Principals of Haiku

Principals of Haiku
Most of us have heard of Haiku. Many of us have tried our hand at writing it. I remember a lesson in second grade in which we had to come up with our own Haiku by counting the syllables in the words. As a teacher I can see now that this was a clever way to integrate poetry, mathematics, language, and creativity. While Haiku is taught early on for its rhythmical qualities, it takes years to truly understand and appreciate the methods behind this traditional form of Japanese Poetry.

A traditional Japanese Haiku (or the earlier Hokku) is written with a series of two realistic statements and a symbolic statement. The statements are fragments of sentences without conjunctions or traditional grammatical form. The statements are then pulled together in such a way that the reader must pause and think about the implied meaning and they must fill in the gaps themselves. The relationship of the words may take the form of a riddle or they may be a simple realistic view of nature. Knowing the relationship between the lines is the key to both reading and writing Haiku.

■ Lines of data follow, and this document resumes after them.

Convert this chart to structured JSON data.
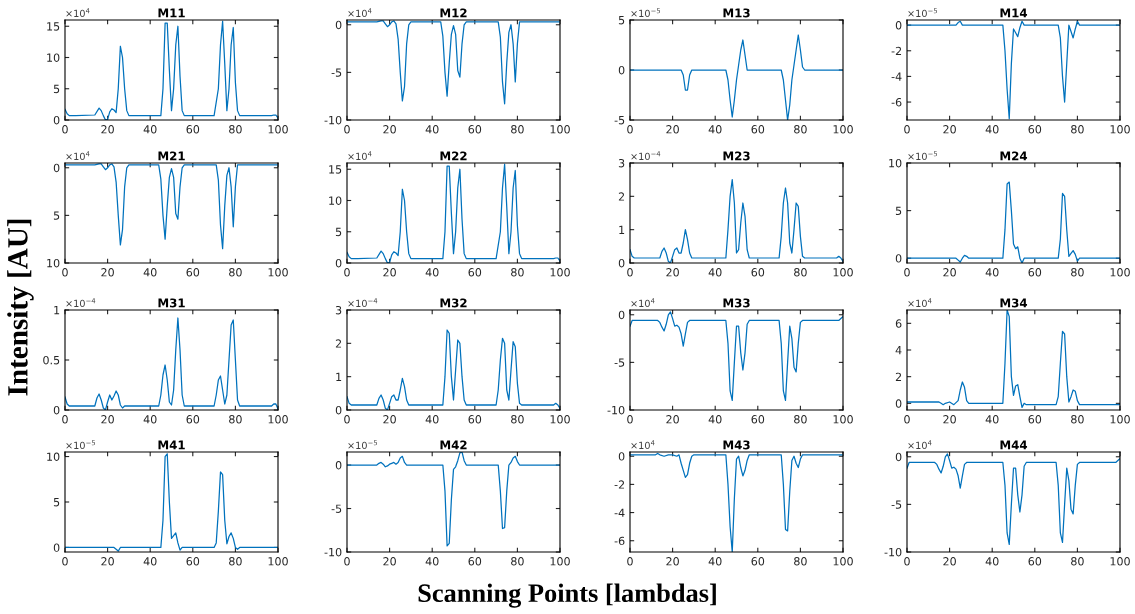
{
  "chart_data": [
    {
      "type": "line",
      "title": "M11",
      "ylabel": "Intensity [AU]",
      "annotations": [
        "×10$^{4}$"
      ],
      "xlim": [
        0,
        100
      ],
      "xticks": [
        0,
        20,
        40,
        60,
        80,
        100
      ],
      "ylim": [
        0,
        16
      ],
      "yticks": [
        0,
        5,
        10,
        15
      ],
      "x": [
        0,
        1,
        2,
        5,
        14,
        16,
        17,
        18,
        19,
        20,
        21,
        22,
        23,
        24,
        25,
        26,
        27,
        28,
        29,
        30,
        45,
        46,
        47,
        48,
        49,
        50,
        51,
        52,
        53,
        54,
        55,
        56,
        70,
        72,
        73,
        74,
        75,
        76,
        77,
        78,
        79,
        80,
        81,
        82,
        97,
        98,
        99,
        100
      ],
      "series": [
        {
          "color": "#0072bd",
          "values": [
            1.7,
            1,
            0.7,
            0.7,
            0.8,
            1.9,
            1.5,
            0.7,
            0,
            0.1,
            1.3,
            1.8,
            1.6,
            1.2,
            5,
            11.8,
            10,
            5,
            1.5,
            0.7,
            0.7,
            5,
            15.5,
            15.5,
            8,
            1.5,
            5,
            12,
            15,
            7,
            1.5,
            0.7,
            0.7,
            5,
            12,
            15.8,
            9,
            1.5,
            5,
            12,
            14.8,
            6,
            1.5,
            0.7,
            0.7,
            0.8,
            0.8,
            0.3
          ]
        }
      ]
    },
    {
      "type": "line",
      "title": "M12",
      "annotations": [
        "×10$^{4}$"
      ],
      "xlim": [
        0,
        100
      ],
      "xticks": [
        0,
        20,
        40,
        60,
        80,
        100
      ],
      "ylim": [
        -10,
        0.5
      ],
      "yticks": [
        -10,
        -5,
        0
      ],
      "x": [
        0,
        14,
        16,
        17,
        18,
        19,
        20,
        21,
        22,
        23,
        24,
        25,
        26,
        27,
        28,
        29,
        30,
        44,
        45,
        46,
        47,
        48,
        49,
        50,
        51,
        52,
        53,
        54,
        55,
        56,
        71,
        72,
        73,
        74,
        75,
        76,
        77,
        78,
        79,
        80,
        81,
        100
      ],
      "series": [
        {
          "color": "#0072bd",
          "values": [
            0.3,
            0.3,
            0.4,
            0.4,
            0.1,
            -0.2,
            0,
            0.3,
            0.4,
            0.1,
            -1.5,
            -5,
            -8,
            -6.5,
            -2,
            0,
            0.3,
            0.3,
            -1.2,
            -5,
            -7.5,
            -4,
            -1,
            -0.1,
            -1,
            -4.8,
            -5.5,
            -2,
            0,
            0.3,
            0.3,
            -1.3,
            -6,
            -8.3,
            -4,
            -0.8,
            0,
            -2,
            -6,
            -2,
            0.3,
            0.3
          ]
        }
      ]
    },
    {
      "type": "line",
      "title": "M13",
      "annotations": [
        "×10$^{−5}$"
      ],
      "xlim": [
        0,
        100
      ],
      "xticks": [
        0,
        20,
        40,
        60,
        80,
        100
      ],
      "ylim": [
        -5,
        5
      ],
      "yticks": [
        -5,
        0,
        5
      ],
      "x": [
        0,
        24,
        25,
        26,
        27,
        28,
        29,
        45,
        46,
        47,
        48,
        49,
        50,
        51,
        52,
        53,
        54,
        55,
        71,
        72,
        73,
        74,
        75,
        76,
        77,
        78,
        79,
        80,
        81,
        82,
        100
      ],
      "series": [
        {
          "color": "#0072bd",
          "values": [
            0,
            0,
            -0.5,
            -2,
            -2,
            -0.5,
            0,
            0,
            -1,
            -3,
            -4.7,
            -3,
            -1,
            0.5,
            2,
            3,
            1.5,
            0,
            0,
            -1,
            -3,
            -5,
            -3.5,
            -1,
            0.5,
            2,
            3.5,
            2,
            0.3,
            0,
            0
          ]
        }
      ]
    },
    {
      "type": "line",
      "title": "M14",
      "annotations": [
        "×10$^{−5}$"
      ],
      "xlim": [
        0,
        100
      ],
      "xticks": [
        0,
        20,
        40,
        60,
        80,
        100
      ],
      "ylim": [
        -7.4,
        0.4
      ],
      "yticks": [
        -6,
        -4,
        -2,
        0
      ],
      "x": [
        0,
        23,
        24,
        25,
        26,
        45,
        46,
        47,
        48,
        49,
        50,
        51,
        52,
        53,
        54,
        55,
        71,
        72,
        73,
        74,
        75,
        76,
        77,
        78,
        79,
        80,
        81,
        100
      ],
      "series": [
        {
          "color": "#0072bd",
          "values": [
            0,
            0,
            0.2,
            0.3,
            0,
            0,
            -2,
            -5,
            -7.3,
            -3,
            -0.3,
            -0.6,
            -0.9,
            -0.2,
            0.3,
            0,
            0,
            -1,
            -4,
            -6,
            -3,
            0,
            -0.5,
            -1,
            -0.3,
            0.3,
            0,
            0
          ]
        }
      ]
    },
    {
      "type": "line",
      "title": "M21",
      "annotations": [
        "×10$^{4}$"
      ],
      "xlim": [
        0,
        100
      ],
      "xticks": [
        0,
        20,
        40,
        60,
        80,
        100
      ],
      "ylim": [
        10,
        -0.5
      ],
      "yticks": [
        0,
        5,
        10
      ],
      "x": [
        0,
        14,
        16,
        17,
        18,
        19,
        20,
        21,
        22,
        23,
        24,
        25,
        26,
        27,
        28,
        29,
        30,
        44,
        45,
        46,
        47,
        48,
        49,
        50,
        51,
        52,
        53,
        54,
        55,
        56,
        71,
        72,
        73,
        74,
        75,
        76,
        77,
        78,
        79,
        80,
        81,
        100
      ],
      "series": [
        {
          "color": "#0072bd",
          "values": [
            -0.3,
            -0.3,
            -0.4,
            -0.4,
            -0.1,
            0.2,
            0,
            -0.3,
            -0.4,
            -0.1,
            1.5,
            5,
            8.1,
            6.5,
            2,
            0,
            -0.3,
            -0.3,
            1.2,
            5,
            7.5,
            4,
            1,
            0.1,
            1,
            4.8,
            5.4,
            2,
            0,
            -0.3,
            -0.3,
            1.3,
            6,
            8.5,
            4,
            0.8,
            0,
            2,
            6.2,
            2,
            -0.3,
            -0.3
          ]
        }
      ]
    },
    {
      "type": "line",
      "title": "M22",
      "annotations": [
        "×10$^{4}$"
      ],
      "xlim": [
        0,
        100
      ],
      "xticks": [
        0,
        20,
        40,
        60,
        80,
        100
      ],
      "ylim": [
        0,
        16
      ],
      "yticks": [
        0,
        5,
        10,
        15
      ],
      "x": [
        0,
        1,
        2,
        5,
        14,
        16,
        17,
        18,
        19,
        20,
        21,
        22,
        23,
        24,
        25,
        26,
        27,
        28,
        29,
        30,
        45,
        46,
        47,
        48,
        49,
        50,
        51,
        52,
        53,
        54,
        55,
        56,
        70,
        72,
        73,
        74,
        75,
        76,
        77,
        78,
        79,
        80,
        81,
        82,
        97,
        98,
        99,
        100
      ],
      "series": [
        {
          "color": "#0072bd",
          "values": [
            1.7,
            1,
            0.7,
            0.7,
            0.8,
            1.9,
            1.5,
            0.7,
            0,
            0.1,
            1.3,
            1.8,
            1.6,
            1.2,
            5,
            11.8,
            10,
            5,
            1.5,
            0.7,
            0.7,
            5,
            15.5,
            15.5,
            8,
            1.5,
            5,
            12,
            15,
            7,
            1.5,
            0.7,
            0.7,
            5,
            12,
            15.8,
            9,
            1.5,
            5,
            12,
            14.8,
            6,
            1.5,
            0.7,
            0.7,
            0.8,
            0.8,
            0.3
          ]
        }
      ]
    },
    {
      "type": "line",
      "title": "M23",
      "annotations": [
        "×10$^{−4}$"
      ],
      "xlim": [
        0,
        100
      ],
      "xticks": [
        0,
        20,
        40,
        60,
        80,
        100
      ],
      "ylim": [
        0,
        3
      ],
      "yticks": [
        0,
        1,
        2,
        3
      ],
      "x": [
        0,
        1,
        2,
        14,
        15,
        16,
        17,
        18,
        19,
        20,
        21,
        22,
        23,
        24,
        25,
        26,
        27,
        28,
        29,
        45,
        46,
        47,
        48,
        49,
        50,
        51,
        52,
        53,
        54,
        55,
        56,
        70,
        71,
        72,
        73,
        74,
        75,
        76,
        77,
        78,
        79,
        80,
        81,
        82,
        97,
        98,
        99,
        100
      ],
      "series": [
        {
          "color": "#0072bd",
          "values": [
            0.4,
            0.2,
            0.15,
            0.15,
            0.35,
            0.45,
            0.3,
            0.05,
            0,
            0.2,
            0.4,
            0.45,
            0.3,
            0.3,
            0.6,
            1,
            0.7,
            0.3,
            0.15,
            0.15,
            1,
            2,
            2.5,
            1.8,
            0.3,
            0.4,
            1.2,
            1.8,
            1.4,
            0.4,
            0.15,
            0.15,
            0.8,
            1.8,
            2.25,
            1.8,
            0.6,
            0.3,
            1,
            1.8,
            1.7,
            0.8,
            0.2,
            0.15,
            0.15,
            0.2,
            0.15,
            0.05
          ]
        }
      ]
    },
    {
      "type": "line",
      "title": "M24",
      "annotations": [
        "×10$^{−5}$"
      ],
      "xlim": [
        0,
        100
      ],
      "xticks": [
        0,
        20,
        40,
        60,
        80,
        100
      ],
      "ylim": [
        -0.5,
        10
      ],
      "yticks": [
        0,
        5,
        10
      ],
      "x": [
        0,
        23,
        24,
        25,
        26,
        27,
        28,
        29,
        45,
        46,
        47,
        48,
        49,
        50,
        51,
        52,
        53,
        54,
        55,
        71,
        72,
        73,
        74,
        75,
        76,
        77,
        78,
        79,
        80,
        81,
        100
      ],
      "series": [
        {
          "color": "#0072bd",
          "values": [
            0,
            0,
            -0.2,
            -0.4,
            0,
            0.3,
            0.2,
            0,
            0,
            3,
            7.8,
            8,
            5,
            1.5,
            1,
            1.2,
            0,
            -0.5,
            0,
            0,
            2,
            6.8,
            6.5,
            3,
            0.2,
            0.5,
            0.8,
            0.4,
            -0.3,
            0,
            0
          ]
        }
      ]
    },
    {
      "type": "line",
      "title": "M31",
      "annotations": [
        "×10$^{−4}$"
      ],
      "xlim": [
        0,
        100
      ],
      "xticks": [
        0,
        20,
        40,
        60,
        80,
        100
      ],
      "ylim": [
        0,
        1
      ],
      "yticks": [
        0,
        0.5,
        1
      ],
      "x": [
        0,
        1,
        2,
        14,
        15,
        16,
        17,
        18,
        19,
        20,
        21,
        22,
        23,
        24,
        25,
        26,
        27,
        28,
        44,
        45,
        46,
        47,
        48,
        49,
        50,
        51,
        52,
        53,
        54,
        55,
        56,
        70,
        71,
        72,
        73,
        74,
        75,
        76,
        77,
        78,
        79,
        80,
        81,
        82,
        97,
        98,
        99,
        100
      ],
      "series": [
        {
          "color": "#0072bd",
          "values": [
            0.13,
            0.06,
            0.04,
            0.04,
            0.12,
            0.16,
            0.1,
            0.02,
            0,
            0.08,
            0.15,
            0.1,
            0.14,
            0.19,
            0.15,
            0.05,
            0.02,
            0.04,
            0.04,
            0.15,
            0.35,
            0.45,
            0.3,
            0.08,
            0.05,
            0.2,
            0.6,
            0.92,
            0.6,
            0.15,
            0.04,
            0.04,
            0.15,
            0.3,
            0.34,
            0.2,
            0.06,
            0.15,
            0.5,
            0.85,
            0.9,
            0.5,
            0.1,
            0.04,
            0.04,
            0.06,
            0.06,
            0.01
          ]
        }
      ]
    },
    {
      "type": "line",
      "title": "M32",
      "annotations": [
        "×10$^{−4}$"
      ],
      "xlim": [
        0,
        100
      ],
      "xticks": [
        0,
        20,
        40,
        60,
        80,
        100
      ],
      "ylim": [
        0,
        3
      ],
      "yticks": [
        0,
        1,
        2,
        3
      ],
      "x": [
        0,
        1,
        2,
        14,
        15,
        16,
        17,
        18,
        19,
        20,
        21,
        22,
        23,
        24,
        25,
        26,
        27,
        28,
        29,
        45,
        46,
        47,
        48,
        49,
        50,
        51,
        52,
        53,
        54,
        55,
        56,
        70,
        71,
        72,
        73,
        74,
        75,
        76,
        77,
        78,
        79,
        80,
        81,
        82,
        97,
        98,
        99,
        100
      ],
      "series": [
        {
          "color": "#0072bd",
          "values": [
            0.4,
            0.2,
            0.15,
            0.15,
            0.35,
            0.45,
            0.3,
            0.05,
            0,
            0.2,
            0.4,
            0.45,
            0.3,
            0.3,
            0.6,
            0.95,
            0.7,
            0.3,
            0.15,
            0.15,
            1,
            2.4,
            2.3,
            1,
            0.3,
            1.2,
            2.1,
            2,
            1,
            0.3,
            0.15,
            0.15,
            0.6,
            1.5,
            2.15,
            2,
            0.6,
            0.3,
            1.2,
            2.05,
            1.9,
            0.8,
            0.2,
            0.15,
            0.15,
            0.2,
            0.15,
            0.05
          ]
        }
      ]
    },
    {
      "type": "line",
      "title": "M33",
      "annotations": [
        "×10$^{4}$"
      ],
      "xlim": [
        0,
        100
      ],
      "xticks": [
        0,
        20,
        40,
        60,
        80,
        100
      ],
      "ylim": [
        -10,
        0.5
      ],
      "yticks": [
        -10,
        -5,
        0
      ],
      "x": [
        0,
        1,
        2,
        13,
        14,
        15,
        16,
        17,
        18,
        19,
        20,
        21,
        22,
        23,
        24,
        25,
        26,
        27,
        28,
        45,
        46,
        47,
        48,
        49,
        50,
        51,
        52,
        53,
        54,
        55,
        56,
        70,
        71,
        72,
        73,
        74,
        75,
        76,
        77,
        78,
        79,
        80,
        81,
        97,
        98,
        99,
        100
      ],
      "series": [
        {
          "color": "#0072bd",
          "values": [
            -1.2,
            -0.6,
            -0.6,
            -0.6,
            -0.8,
            -1.3,
            -1.7,
            -1,
            0,
            0.3,
            -0.4,
            -1.2,
            -1.1,
            -1.3,
            -2,
            -3.3,
            -2,
            -0.8,
            -0.6,
            -0.6,
            -3,
            -8,
            -9,
            -5,
            -1.2,
            -1.2,
            -4,
            -5.8,
            -4,
            -1,
            -0.6,
            -0.6,
            -3,
            -8,
            -9,
            -5,
            -1.2,
            -2.5,
            -5.5,
            -6,
            -3,
            -0.8,
            -0.6,
            -0.6,
            -0.6,
            -0.4,
            -0.2
          ]
        }
      ]
    },
    {
      "type": "line",
      "title": "M34",
      "annotations": [
        "×10$^{4}$"
      ],
      "xlim": [
        0,
        100
      ],
      "xticks": [
        0,
        20,
        40,
        60,
        80,
        100
      ],
      "ylim": [
        -0.5,
        7
      ],
      "yticks": [
        0,
        2,
        4,
        6
      ],
      "x": [
        0,
        15,
        16,
        17,
        18,
        20,
        22,
        24,
        25,
        26,
        27,
        28,
        29,
        45,
        46,
        47,
        48,
        49,
        50,
        51,
        52,
        53,
        54,
        55,
        56,
        70,
        71,
        72,
        73,
        74,
        75,
        76,
        77,
        78,
        79,
        80,
        81,
        100
      ],
      "series": [
        {
          "color": "#0072bd",
          "values": [
            0.1,
            0.1,
            0,
            -0.1,
            0,
            0.1,
            -0.1,
            0.2,
            1,
            1.6,
            1.2,
            0.2,
            0,
            0,
            3,
            7,
            6.5,
            2,
            0.6,
            1.3,
            1.4,
            0.5,
            -0.3,
            0,
            -0.1,
            -0.1,
            0.5,
            3,
            5.4,
            5.2,
            2,
            0.1,
            0.5,
            1,
            0.9,
            0.2,
            -0.1,
            -0.1
          ]
        }
      ]
    },
    {
      "type": "line",
      "title": "M41",
      "xlabel": "Scanning Points [lambdas]",
      "annotations": [
        "×10$^{−5}$"
      ],
      "xlim": [
        0,
        100
      ],
      "xticks": [
        0,
        20,
        40,
        60,
        80,
        100
      ],
      "ylim": [
        -0.5,
        10.5
      ],
      "yticks": [
        0,
        5,
        10
      ],
      "x": [
        0,
        23,
        24,
        25,
        26,
        45,
        46,
        47,
        48,
        49,
        50,
        51,
        52,
        53,
        54,
        55,
        70,
        71,
        72,
        73,
        74,
        75,
        76,
        77,
        78,
        79,
        80,
        81,
        82,
        100
      ],
      "series": [
        {
          "color": "#0072bd",
          "values": [
            0,
            0,
            -0.2,
            -0.4,
            0,
            0,
            3,
            10,
            10.3,
            5,
            1,
            1.3,
            1.6,
            0.5,
            -0.3,
            0,
            0,
            0.5,
            4,
            8.3,
            8,
            3,
            0.4,
            1.2,
            1.6,
            1,
            0,
            -0.2,
            0,
            0
          ]
        }
      ]
    },
    {
      "type": "line",
      "title": "M42",
      "annotations": [
        "×10$^{−5}$"
      ],
      "xlim": [
        0,
        100
      ],
      "xticks": [
        0,
        20,
        40,
        60,
        80,
        100
      ],
      "ylim": [
        -10,
        1.5
      ],
      "yticks": [
        -10,
        -5,
        0
      ],
      "x": [
        0,
        14,
        15,
        16,
        17,
        18,
        19,
        20,
        21,
        22,
        23,
        24,
        25,
        26,
        27,
        28,
        45,
        46,
        47,
        48,
        49,
        50,
        51,
        52,
        53,
        54,
        55,
        56,
        71,
        72,
        73,
        74,
        75,
        76,
        77,
        78,
        79,
        80,
        81,
        100
      ],
      "series": [
        {
          "color": "#0072bd",
          "values": [
            0,
            0,
            0.2,
            0.3,
            0.1,
            -0.2,
            -0.1,
            0.1,
            0.2,
            0.3,
            0.1,
            0.3,
            0.8,
            1,
            0.3,
            0,
            0,
            -3,
            -9.3,
            -9,
            -4,
            -0.5,
            -0.2,
            0.5,
            1.4,
            1.5,
            0.5,
            0,
            0,
            -3,
            -7.3,
            -7.2,
            -3,
            0,
            0.3,
            0.8,
            1,
            0.4,
            0,
            0
          ]
        }
      ]
    },
    {
      "type": "line",
      "title": "M43",
      "annotations": [
        "×10$^{4}$"
      ],
      "xlim": [
        0,
        100
      ],
      "xticks": [
        0,
        20,
        40,
        60,
        80,
        100
      ],
      "ylim": [
        -6.8,
        0.3
      ],
      "yticks": [
        -6,
        -4,
        -2,
        0
      ],
      "x": [
        0,
        12,
        13,
        14,
        16,
        18,
        20,
        22,
        23,
        24,
        25,
        26,
        27,
        28,
        29,
        30,
        45,
        46,
        47,
        48,
        49,
        50,
        51,
        52,
        53,
        54,
        55,
        56,
        71,
        72,
        73,
        74,
        75,
        76,
        77,
        78,
        79,
        80,
        81,
        100
      ],
      "series": [
        {
          "color": "#0072bd",
          "values": [
            0.1,
            0.1,
            0.2,
            0.1,
            0,
            0.1,
            0.1,
            0,
            0.1,
            -0.5,
            -1,
            -1.5,
            -1.3,
            -0.5,
            0,
            0.1,
            0.1,
            -2,
            -5,
            -6.8,
            -3,
            -0.2,
            0,
            -0.8,
            -1.4,
            -1,
            -0.3,
            0.1,
            0.1,
            -2,
            -5.2,
            -5.3,
            -2.5,
            -0.3,
            0,
            -0.5,
            -0.8,
            -0.2,
            0.1,
            0.1
          ]
        }
      ]
    },
    {
      "type": "line",
      "title": "M44",
      "annotations": [
        "×10$^{4}$"
      ],
      "xlim": [
        0,
        100
      ],
      "xticks": [
        0,
        20,
        40,
        60,
        80,
        100
      ],
      "ylim": [
        -10,
        0.5
      ],
      "yticks": [
        -10,
        -5,
        0
      ],
      "x": [
        0,
        1,
        2,
        13,
        14,
        15,
        16,
        17,
        18,
        19,
        20,
        21,
        22,
        23,
        24,
        25,
        26,
        27,
        28,
        45,
        46,
        47,
        48,
        49,
        50,
        51,
        52,
        53,
        54,
        55,
        56,
        70,
        71,
        72,
        73,
        74,
        75,
        76,
        77,
        78,
        79,
        80,
        81,
        97,
        98,
        99,
        100
      ],
      "series": [
        {
          "color": "#0072bd",
          "values": [
            -1.2,
            -0.6,
            -0.6,
            -0.6,
            -0.8,
            -1.3,
            -1.7,
            -1,
            0,
            0.3,
            -0.4,
            -1.2,
            -1.1,
            -1.3,
            -2,
            -3.3,
            -2,
            -0.8,
            -0.6,
            -0.6,
            -3,
            -8,
            -9.2,
            -5,
            -1.2,
            -1.2,
            -4,
            -5.8,
            -4,
            -1,
            -0.6,
            -0.6,
            -3,
            -8,
            -9,
            -5,
            -1.2,
            -2.5,
            -5.5,
            -6,
            -3,
            -0.8,
            -0.6,
            -0.6,
            -0.6,
            -0.4,
            -0.2
          ]
        }
      ]
    }
  ]
}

Here are just a few of the examples of how to “read between the lines” of this traditional Japanese poetry:

Shiki Masaoka (1867-1902)believed that realism was an important part of any art form. His Haiku tends to be straight forward.

for love and for hate
I swat a fly and offer it
to an ant

Narrowing of Focus
Yosi Buson (1716-1784) often created a word relationship by starting with the whole , breaking into a smaller part, and then ending with a single unit.

a bright autumn moon
in the shadow of each grass
an insect chirping

This relationship is formed by drawing a comparison between two seemingly unlike concepts. The first two lines create a visual picture, while the last line is what the picture symbolizes.

a steamy lake
dissipating into the night
a thanksgiving turkey

Contrasting images
This relationship typically involves the use of opposing sensory descriptors such as hard vs. soft, wet vs. dry, loud vs. quiet.

A heavy sigh
Whispered in the field
Dandelions float

Just as it states, this form of Haiku creates a riddle with the first two lines to draw the reader in. The riddle creates an unusual visual portrait and then surprises the reader with the simplicity of the answer.

Weaving fingers
Pulling me into the depth
Sea weed

This is truly not a comprehensive list but a foundation to build on your understanding and appreciation of the traditional Haiku art form. Why not sit back and create some of your own Haiku following these beginning foundations?